You know we are very fortunate, we live in Kardamyli
We are fortunate – we have the mountains.
We are fortunate, - we have good food.
We are fortunate – we have clean air to breathe.
We are fortunate – we have the beautiful sea to swim in.
“Yes, Paddy, the mountains, the food, the air and the sea”, said the young man, nodding in agreement.
And then Paddy said to him: And for all these reasons and more, we may just forget to die.

Sir Patrick Leigh Fermor is 92 years old, he was wearing a double-breasted navy suit, has a full head of wavy grey-black hair and he is still a handsome, charming man with just a slight deafness in one ear. He spoke with a classical English accent which rather surprised me considering the years he has spent in Greece. He is still writing. If you’ve never heard of him, or never read his books, then now is the time to start.
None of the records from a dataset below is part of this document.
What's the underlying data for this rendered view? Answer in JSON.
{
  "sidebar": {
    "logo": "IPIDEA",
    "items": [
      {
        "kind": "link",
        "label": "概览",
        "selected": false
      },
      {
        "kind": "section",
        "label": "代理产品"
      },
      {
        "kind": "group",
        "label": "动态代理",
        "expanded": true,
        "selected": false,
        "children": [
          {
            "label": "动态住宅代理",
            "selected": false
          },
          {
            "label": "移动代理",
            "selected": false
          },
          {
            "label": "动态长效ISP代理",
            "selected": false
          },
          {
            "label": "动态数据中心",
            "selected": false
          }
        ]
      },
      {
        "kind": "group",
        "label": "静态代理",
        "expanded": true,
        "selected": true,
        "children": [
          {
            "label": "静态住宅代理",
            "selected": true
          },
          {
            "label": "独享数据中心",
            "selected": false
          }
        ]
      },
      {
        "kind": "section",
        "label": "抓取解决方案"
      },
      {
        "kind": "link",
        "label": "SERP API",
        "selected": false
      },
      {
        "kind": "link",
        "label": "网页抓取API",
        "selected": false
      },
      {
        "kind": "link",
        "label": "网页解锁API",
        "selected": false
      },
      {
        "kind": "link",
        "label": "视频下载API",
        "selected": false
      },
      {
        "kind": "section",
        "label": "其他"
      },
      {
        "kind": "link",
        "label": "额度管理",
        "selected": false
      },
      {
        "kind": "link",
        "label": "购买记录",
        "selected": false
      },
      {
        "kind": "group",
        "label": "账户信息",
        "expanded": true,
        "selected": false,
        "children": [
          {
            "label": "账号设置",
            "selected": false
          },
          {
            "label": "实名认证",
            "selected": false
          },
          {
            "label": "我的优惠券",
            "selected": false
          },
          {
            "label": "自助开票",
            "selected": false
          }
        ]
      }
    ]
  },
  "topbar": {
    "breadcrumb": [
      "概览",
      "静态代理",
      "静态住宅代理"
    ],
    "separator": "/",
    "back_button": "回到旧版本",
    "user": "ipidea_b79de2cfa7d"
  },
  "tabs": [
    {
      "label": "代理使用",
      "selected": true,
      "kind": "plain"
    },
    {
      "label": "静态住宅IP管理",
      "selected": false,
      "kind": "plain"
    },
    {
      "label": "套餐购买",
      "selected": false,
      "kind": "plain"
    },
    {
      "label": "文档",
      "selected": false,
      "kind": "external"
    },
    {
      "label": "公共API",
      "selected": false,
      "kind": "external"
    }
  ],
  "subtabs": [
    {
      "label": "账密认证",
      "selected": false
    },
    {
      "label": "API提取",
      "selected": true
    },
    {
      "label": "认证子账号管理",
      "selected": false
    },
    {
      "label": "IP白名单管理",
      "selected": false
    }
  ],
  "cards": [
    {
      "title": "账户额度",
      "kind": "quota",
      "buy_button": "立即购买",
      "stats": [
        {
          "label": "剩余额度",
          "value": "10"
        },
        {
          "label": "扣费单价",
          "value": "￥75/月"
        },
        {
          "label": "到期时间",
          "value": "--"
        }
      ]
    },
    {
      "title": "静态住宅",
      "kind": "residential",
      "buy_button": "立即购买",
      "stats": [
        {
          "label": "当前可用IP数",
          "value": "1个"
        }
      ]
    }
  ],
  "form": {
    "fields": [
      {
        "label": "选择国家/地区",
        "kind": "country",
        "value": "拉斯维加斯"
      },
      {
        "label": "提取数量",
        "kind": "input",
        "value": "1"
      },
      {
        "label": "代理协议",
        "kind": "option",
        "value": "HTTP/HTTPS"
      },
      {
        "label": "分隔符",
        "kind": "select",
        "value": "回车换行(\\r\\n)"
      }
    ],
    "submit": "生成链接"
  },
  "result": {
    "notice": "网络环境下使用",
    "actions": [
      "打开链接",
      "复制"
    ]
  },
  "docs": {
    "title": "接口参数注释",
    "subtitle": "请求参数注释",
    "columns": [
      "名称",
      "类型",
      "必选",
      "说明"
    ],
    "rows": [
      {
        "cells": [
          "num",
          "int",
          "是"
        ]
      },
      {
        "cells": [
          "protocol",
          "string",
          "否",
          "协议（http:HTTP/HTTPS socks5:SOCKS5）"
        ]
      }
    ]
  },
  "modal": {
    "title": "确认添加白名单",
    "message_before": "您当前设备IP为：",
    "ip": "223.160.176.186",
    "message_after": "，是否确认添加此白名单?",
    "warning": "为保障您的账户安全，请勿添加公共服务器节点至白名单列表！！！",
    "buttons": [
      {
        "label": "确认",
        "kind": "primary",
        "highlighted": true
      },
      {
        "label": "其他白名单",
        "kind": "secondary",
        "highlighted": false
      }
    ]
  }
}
Footnote from The Bookman:
And here are the great man’s titles.

The Traveller's Tree (1950)
The Violins of Saint-Jacques (1953)
A Time to Keep Silence (1957)
Mani - Travels in the Southern Peloponnese (1958)
Roumeli (1966)
A Time of Gifts (1977)
Between the Woods and the Water (1986)
Three Letters from the Andes (1991)
Words of Mercury (2003) edited by Artemis Cooper
Get reading!

1 comment:

  1. I am so jealous of Maggie. When she said she was in the Mani I raided my parents' bookshelves and found the Patrick Leigh Fermour book and started reading. What bliss! And then to find out he had had such an incredible life as traveller, polymath, soldier etc was icing on the cake. Thanks Bookman and Maggie for the article -- I missed it in the Sunday Herald.